Something strange is happening.
I have noticed that the people around are looking at me differently.
They are speaking to me differently.
People that once didn't seem to care to take the time to speak to me are stopping to chat.
They all want to know about Eslea.
How is she doing? How am I doing? How is it going? What is it like?
I see it in their faces. They know. They all know. They have all been told by one person or another. The word spreading like a brush fire after a long drought.
Their eyes show that they are struggling somewhat with the words they are choosing but they are fairly certain the right ones have made way to their lips.
They have heard. They want to know.
I try to make it easier. I begin by saying that she is great. She is beautiful. She is making it day by day.
Yet the look on their face is still there. They want to ask. To find out if it's true.
Again, I try to make it easier. I tell them that she was born with down syndrome and that she also struggles with a pretty severe heart defect, two holes to be exact.
Their face changes. Yes. That is what they wanted to hear.
But which was it? Which one were they most curious about?
I do not know for sure and probably never will.
It doesn't matter. For I am certain that what drives their curiosity is not the same factor that keeps me up at night. It's not the aspect of Eslea's condition that has me watching her mouth closely as she eats to make sure she doesn't turn blue.
So, I say something else to them. I tell them that she is perfect. She is as close to heaven as I can get on this earth and I am overwhelmed that I get to be her mother.
They can not know that what causes me the most concern at night has nothing to do with that tiny extra chromosome.
It is something greater. Something so very small that struggles every second to work efficiently.
It is her heart.
Yet every day it continues to beat.
Every night I thank my Savior for allowing me another day to spend with her....and that extra chromosome.
Regardless of what their motivation may be, I am grateful that people take the time to ask about her.
So thank you to everyone that ask. Thank you for taking the time to ask about my little buggie.
Today:
I am determined that sometime in the near future to squeeze me some sweet juicy baby thighs.
Eslea's strength is in her legs.
In an effort to keep that as a strength, she takes part in baby leg presses.
It's not her favorite thing, but after about a minute of groaning and pushing she finally gets somewhere. That's right. That's my baby.
She's so beautiful. You are truly a lucky mommy. I'm sure you already know that people will react towards you and Eslea based on your own reactions. I had the same sort of responses for those people about Samantha, that she was perfect, and I was so lucky she was all mine. :-) Does Eslea have a date for OHS yet? Sammi had hers at 4 months. Let me know if you have any questions...
ReplyDeleteWhat a beautiful post. And a beautiful little girl. She's lucky to have someone that loves her so much.

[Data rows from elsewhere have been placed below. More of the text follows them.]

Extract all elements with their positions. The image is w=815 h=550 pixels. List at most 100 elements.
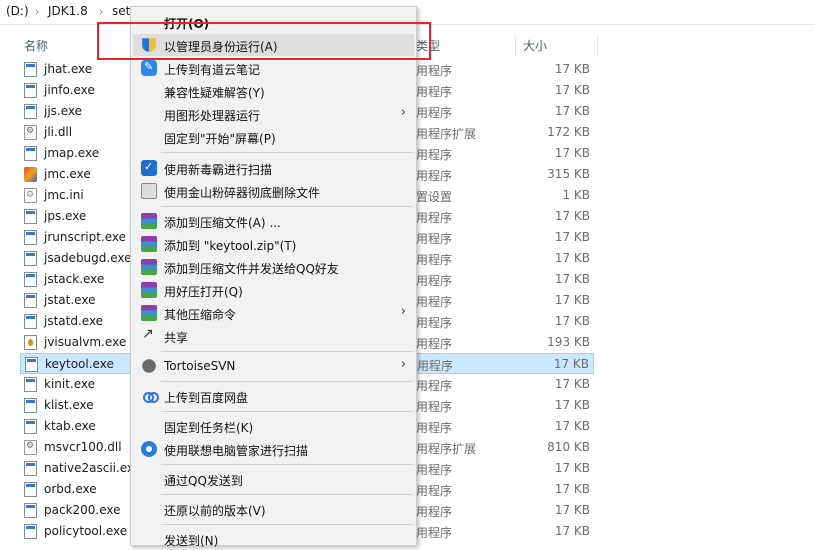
menu-item-shred[interactable]: 使用金山粉碎器彻底删除文件 (133, 180, 414, 202)
menu-label: 固定到任务栏(K) (164, 421, 254, 435)
menu-separator (161, 206, 413, 207)
menu-label: 用好压打开(Q) (164, 285, 243, 299)
file-type: 用程序扩展 (416, 442, 477, 456)
breadcrumb-sub[interactable]: set (112, 4, 130, 18)
archive-icon (141, 236, 157, 252)
file-type: 用程序扩展 (416, 127, 477, 141)
file-name: jmc.ini (44, 188, 84, 202)
file-type: 用程序 (416, 85, 453, 99)
file-size: 17 KB (554, 377, 590, 391)
archive-icon (141, 282, 157, 298)
exe-icon (24, 314, 37, 329)
file-type: 用程序 (416, 211, 453, 225)
menu-label: TortoiseSVN (164, 359, 236, 373)
file-type: 用程序 (417, 359, 454, 373)
baidu-cloud-icon (141, 388, 159, 404)
exe-icon (24, 104, 37, 119)
menu-item-baidu[interactable]: 上传到百度网盘 (133, 385, 414, 407)
menu-separator (161, 381, 413, 382)
file-name: jstat.exe (44, 293, 96, 307)
context-menu: 打开(O) 以管理员身份运行(A) 上传到有道云笔记 兼容性疑难解答(Y) 用图… (130, 6, 417, 548)
menu-item-upload-youdao[interactable]: 上传到有道云笔记 (133, 57, 414, 79)
file-size: 17 KB (554, 314, 590, 328)
menu-item-add-archive[interactable]: 添加到压缩文件(A) ... (133, 210, 414, 232)
file-name: jinfo.exe (44, 83, 95, 97)
file-name: jsadebugd.exe (44, 251, 132, 265)
menu-separator (161, 524, 413, 525)
file-size: 17 KB (554, 503, 590, 517)
menu-item-pin-start[interactable]: 固定到"开始"屏幕(P) (133, 126, 414, 148)
exe-icon (24, 83, 37, 98)
file-size: 17 KB (554, 398, 590, 412)
menu-item-add-zip[interactable]: 添加到 "keytool.zip"(T) (133, 233, 414, 255)
file-name: pack200.exe (44, 503, 121, 517)
file-name: jstack.exe (44, 272, 105, 286)
file-name: jstatd.exe (44, 314, 104, 328)
menu-label: 使用金山粉碎器彻底删除文件 (164, 186, 321, 200)
chevron-right-icon: › (400, 105, 406, 120)
exe-icon (24, 293, 37, 308)
menu-label: 添加到压缩文件(A) ... (164, 216, 281, 230)
menu-item-gpu-run[interactable]: 用图形处理器运行 › (133, 103, 414, 125)
exe-icon (24, 524, 37, 539)
file-name: kinit.exe (44, 377, 96, 391)
menu-item-compat[interactable]: 兼容性疑难解答(Y) (133, 80, 414, 102)
ini-icon (24, 188, 37, 203)
exe-icon (24, 251, 37, 266)
menu-label: 共享 (164, 331, 189, 345)
highlight-annotation-box (97, 22, 431, 60)
file-type: 用程序 (416, 484, 453, 498)
menu-item-svn[interactable]: TortoiseSVN › (133, 355, 414, 377)
menu-label: 固定到"开始"屏幕(P) (164, 132, 276, 146)
menu-label: 用图形处理器运行 (164, 109, 261, 123)
file-type: 用程序 (416, 106, 453, 120)
menu-item-open-haozip[interactable]: 用好压打开(Q) (133, 279, 414, 301)
antivirus-icon (141, 160, 157, 176)
exe-icon (24, 377, 37, 392)
menu-item-send-to[interactable]: 发送到(N) (133, 528, 414, 550)
exe-icon (24, 230, 37, 245)
file-size: 17 KB (554, 209, 590, 223)
menu-item-other-zip[interactable]: 其他压缩命令 › (133, 302, 414, 324)
menu-label: 上传到有道云笔记 (164, 63, 261, 77)
file-size: 172 KB (547, 125, 590, 139)
lenovo-manager-icon (141, 441, 157, 457)
file-name: jps.exe (44, 209, 87, 223)
archive-icon (141, 259, 157, 275)
exe-icon (25, 357, 38, 372)
breadcrumb-folder[interactable]: JDK1.8 (48, 4, 88, 18)
menu-item-lenovo-scan[interactable]: 使用联想电脑管家进行扫描 (133, 438, 414, 460)
file-type: 用程序 (416, 148, 453, 162)
menu-label: 其他压缩命令 (164, 308, 237, 322)
menu-label: 添加到压缩文件并发送给QQ好友 (164, 262, 339, 276)
file-size: 17 KB (554, 524, 590, 538)
file-type: 用程序 (416, 295, 453, 309)
menu-item-send-qq[interactable]: 通过QQ发送到 (133, 468, 414, 490)
menu-item-pin-taskbar[interactable]: 固定到任务栏(K) (133, 415, 414, 437)
file-size: 17 KB (554, 293, 590, 307)
menu-item-scan-xdb[interactable]: 使用新毒霸进行扫描 (133, 157, 414, 179)
column-divider[interactable] (515, 34, 516, 56)
column-divider[interactable] (597, 34, 598, 56)
dll-icon (24, 440, 37, 455)
file-size: 17 KB (554, 62, 590, 76)
file-type: 用程序 (416, 526, 453, 540)
file-name: klist.exe (44, 398, 94, 412)
file-name: jjs.exe (44, 104, 83, 118)
menu-item-restore[interactable]: 还原以前的版本(V) (133, 498, 414, 520)
file-size: 193 KB (547, 335, 590, 349)
menu-item-share[interactable]: 共享 (133, 325, 414, 347)
file-type: 用程序 (416, 463, 453, 477)
menu-separator (161, 351, 413, 352)
column-name[interactable]: 名称 (24, 37, 48, 54)
file-name: policytool.exe (44, 524, 128, 538)
column-size[interactable]: 大小 (523, 37, 547, 54)
breadcrumb-drive[interactable]: (D:) (6, 4, 29, 18)
file-name: ktab.exe (44, 419, 96, 433)
file-name: msvcr100.dll (44, 440, 122, 454)
file-type: 用程序 (416, 337, 453, 351)
file-size: 17 KB (553, 357, 589, 371)
share-icon (141, 326, 157, 344)
menu-label: 还原以前的版本(V) (164, 504, 266, 518)
menu-item-add-send-qq[interactable]: 添加到压缩文件并发送给QQ好友 (133, 256, 414, 278)
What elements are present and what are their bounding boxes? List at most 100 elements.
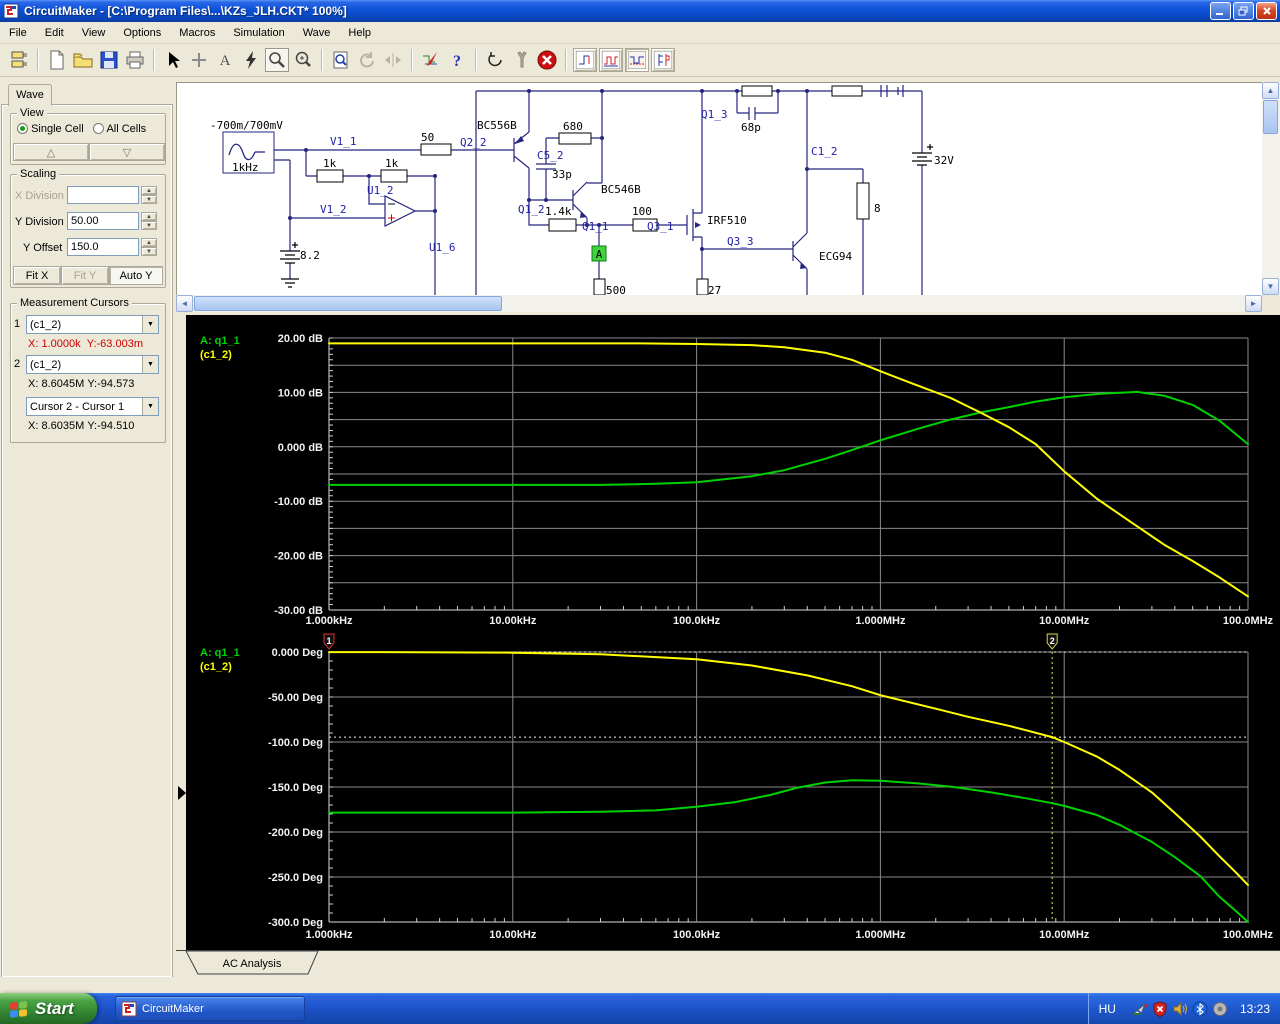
svg-text:100.0kHz: 100.0kHz [673, 615, 721, 627]
zoom-tool-button[interactable] [291, 48, 315, 72]
fit-x-button[interactable]: Fit X [13, 266, 61, 285]
rotate-button[interactable] [355, 48, 379, 72]
y-offset-input[interactable]: 150.0 [67, 238, 139, 256]
wire-tool-button[interactable] [187, 48, 211, 72]
spin-up-icon[interactable]: ▲ [141, 238, 157, 247]
toolbar-separator [565, 49, 567, 71]
cell-up-button[interactable]: △ [13, 143, 89, 161]
scroll-right-icon[interactable]: ► [1245, 295, 1262, 312]
cursor1-signal-select[interactable]: (c1_2) ▼ [26, 315, 159, 334]
fit-y-button[interactable]: Fit Y [61, 266, 109, 285]
single-cell-radio[interactable]: Single Cell [17, 123, 84, 135]
new-document-button[interactable] [45, 48, 69, 72]
mirror-button[interactable] [381, 48, 405, 72]
menu-simulation[interactable]: Simulation [224, 24, 293, 42]
scroll-down-icon[interactable]: ▼ [1262, 278, 1279, 295]
schematic-value-label: ECG94 [819, 250, 852, 263]
tab-ac-analysis[interactable]: AC Analysis [182, 951, 352, 977]
taskbar-clock[interactable]: 13:23 [1240, 1002, 1270, 1016]
vscroll-thumb[interactable] [1263, 100, 1278, 134]
menu-help[interactable]: Help [339, 24, 380, 42]
waveform-view-2-button[interactable] [599, 48, 623, 72]
open-folder-button[interactable] [71, 48, 95, 72]
menu-wave[interactable]: Wave [294, 24, 340, 42]
menu-macros[interactable]: Macros [170, 24, 224, 42]
waveform-view-4-button[interactable] [651, 48, 675, 72]
resistor-symbols[interactable] [316, 85, 870, 296]
arrow-tool-button[interactable] [161, 48, 185, 72]
stop-simulation-button[interactable] [535, 48, 559, 72]
options-wrench-button[interactable] [509, 48, 533, 72]
start-label: Start [35, 998, 74, 1018]
audio-device-icon[interactable] [1212, 1001, 1228, 1017]
tab-wave[interactable]: Wave [8, 84, 52, 106]
splitter-arrow-icon[interactable] [178, 786, 186, 800]
browse-components-button[interactable] [7, 48, 31, 72]
help-button[interactable]: ? [445, 48, 469, 72]
all-cells-radio[interactable]: All Cells [93, 123, 146, 135]
svg-text:-150.0 Deg: -150.0 Deg [268, 782, 323, 794]
scroll-up-icon[interactable]: ▲ [1262, 82, 1279, 99]
language-indicator[interactable]: HU [1099, 1002, 1116, 1016]
scrollbar-corner [1262, 295, 1280, 312]
svg-text:-250.0 Deg: -250.0 Deg [268, 872, 323, 884]
menu-file[interactable]: File [0, 24, 36, 42]
start-button[interactable]: Start [0, 993, 97, 1024]
save-button[interactable] [97, 48, 121, 72]
menu-options[interactable]: Options [114, 24, 170, 42]
spin-up-icon[interactable]: ▲ [141, 212, 157, 221]
waveform-view-1-button[interactable] [573, 48, 597, 72]
y-offset-label: Y Offset [23, 242, 63, 254]
security-shield-icon[interactable] [1152, 1000, 1168, 1017]
minimize-button[interactable] [1210, 2, 1231, 20]
auto-y-button[interactable]: Auto Y [109, 266, 163, 285]
toolbar: A ? [0, 44, 1280, 77]
cursor-diff-select[interactable]: Cursor 2 - Cursor 1 ▼ [26, 397, 159, 416]
y-division-spinner[interactable]: ▲ ▼ [141, 212, 157, 230]
digital-analog-switch-button[interactable] [419, 48, 443, 72]
spin-down-icon[interactable]: ▼ [141, 247, 157, 256]
dropdown-arrow-icon[interactable]: ▼ [142, 356, 158, 373]
reset-button[interactable] [483, 48, 507, 72]
menu-edit[interactable]: Edit [36, 24, 73, 42]
svg-text:100.0kHz: 100.0kHz [673, 929, 721, 941]
spin-down-icon[interactable]: ▼ [141, 221, 157, 230]
bluetooth-icon[interactable] [1192, 1001, 1208, 1017]
spin-up-icon[interactable]: ▲ [141, 186, 157, 195]
x-division-input[interactable] [67, 186, 139, 204]
radio-icon[interactable] [93, 123, 104, 134]
dropdown-arrow-icon[interactable]: ▼ [142, 398, 158, 415]
taskbar-circuitmaker-button[interactable]: CircuitMaker [115, 996, 305, 1021]
radio-icon[interactable] [17, 123, 28, 134]
schematic-net-label: U1_2 [367, 184, 394, 197]
schematic-hscrollbar[interactable]: ◄ ► [176, 295, 1262, 312]
text-tool-button[interactable]: A [213, 48, 237, 72]
svg-text:-300.0 Deg: -300.0 Deg [268, 917, 323, 929]
probe-tool-button[interactable] [265, 48, 289, 72]
restore-button[interactable] [1233, 2, 1254, 20]
print-button[interactable] [123, 48, 147, 72]
y-division-input[interactable]: 50.00 [67, 212, 139, 230]
opamp-sym[interactable] [384, 195, 417, 227]
cursor2-signal-select[interactable]: (c1_2) ▼ [26, 355, 159, 374]
zoom-window-button[interactable] [329, 48, 353, 72]
dropdown-arrow-icon[interactable]: ▼ [142, 316, 158, 333]
waveform-view-3-button[interactable] [625, 48, 649, 72]
menu-view[interactable]: View [73, 24, 115, 42]
volume-icon[interactable] [1172, 1001, 1188, 1017]
hscroll-thumb[interactable] [194, 296, 502, 311]
cell-down-button[interactable]: ▽ [89, 143, 165, 161]
tablet-pen-icon[interactable] [1131, 1001, 1148, 1017]
y-offset-spinner[interactable]: ▲ ▼ [141, 238, 157, 256]
schematic-vscrollbar[interactable]: ▲ ▼ [1262, 82, 1280, 295]
system-tray: HU 13:23 [1087, 993, 1280, 1024]
scroll-left-icon[interactable]: ◄ [176, 295, 193, 312]
x-division-spinner[interactable]: ▲ ▼ [141, 186, 157, 204]
close-button[interactable] [1256, 2, 1277, 20]
cursors-group-title: Measurement Cursors [17, 297, 132, 309]
delete-tool-button[interactable] [239, 48, 263, 72]
schematic-canvas[interactable]: A -700m/700mV 1kHz 50 1k 1k BC556B 680 33p BC546… [176, 82, 1262, 297]
spin-down-icon[interactable]: ▼ [141, 195, 157, 204]
waveform-panel[interactable]: 20.00 dB 10.00 dB 0.000 dB -10.00 dB -20.00 … [186, 315, 1280, 950]
svg-text:-100.0 Deg: -100.0 Deg [268, 737, 323, 749]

ReplyDeleteI've found myself wondering the same things. My mom told me the other day someone came up to her the other day and asked how j was. She said fine. Then she said she asked because he was on the prayer chain at her work (huh?!?). My mom replied with, "No, he's fine." So she asked, "Is he sick?" "No...he isn't sick..." "Oh, okay..."
People are starting to hear about j, too. And they've been asking my mom about him. She can tell they really want to ask ABOUT him...but don't know how to...so they just ask how he is thinking she'll say, "Oh, he has Down syndrome."
Then she said, "I mean, what am I suppose to say? 'Yeah, he's fine. Oh, but he's got Down syndrome.' 'No, he has Down syndrome.' Because I mean, technically he IS fine...he isn't sick...he just happens to have Down syndrome. So I think 'he's fine' will do..."
People are curious. I always wonder if people search his face for it before they see a little boy...but I guess that's something we all have to learn to deal with.
But this, "I tell them that she is perfect. She is as close to heaven as I can get on this earth and I am overwhelmed that I get to be her mother." That is something I'm sure they don't expect to hear from anyone with a child that has Down syndrome...and hopefully it's a statement like that, that will change someone's life. :)
Thank you for the kind, kind comment on my blog. I appreciate it more than you know.